Chi è ancora preda di pulsioni romantico-democratiche si chieda il perché delle ultime reazioni americane all'idea europea di far pagare la giusta quota di tasse alle aziende tecnologiche: sul tavolo è stata subito e rudemente posta la minaccia di una pesante guerra commerciale. Certamente Biden deve ricambiare il supporto avuto dai Gafa nella battaglia contro Trump, è normale, ma in gioco non c'è solamente la riconoscenza, ma il ruolo dominante degli Stati Uniti nel mondo.
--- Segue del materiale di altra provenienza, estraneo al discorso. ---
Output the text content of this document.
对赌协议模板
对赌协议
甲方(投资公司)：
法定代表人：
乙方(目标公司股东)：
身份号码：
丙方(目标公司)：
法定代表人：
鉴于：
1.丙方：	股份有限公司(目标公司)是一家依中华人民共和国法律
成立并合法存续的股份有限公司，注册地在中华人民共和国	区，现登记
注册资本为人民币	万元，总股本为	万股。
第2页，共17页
Per certi versi, sembra di essere ritornati improvvisamente all'inizio degli anni 60, quando Kennedy dichiarava al New York Times: «Abbiamo un problema: rendere credibile la nostra potenza. Il Vietnam è il posto giusto per dimostrarlo». Biden non sfugge alla stessa logica e cerca a largo raggio il terreno giusto per riaffermare la posizione degli Stati Uniti. Un film purtroppo già visto, cui si contrappone l'annuncio della Cina di emettere una propria criptomoneta, una mossa quasi scontata: sarà una protezione e un ulteriore cuneo verso i paesi terzi. Siamo all'inizio di una nuova geopolitica. Non un passaggio lieve e filosofico, non illudiamoci, ma denso di riaggiustamenti strutturali e purtroppo di sofferenze.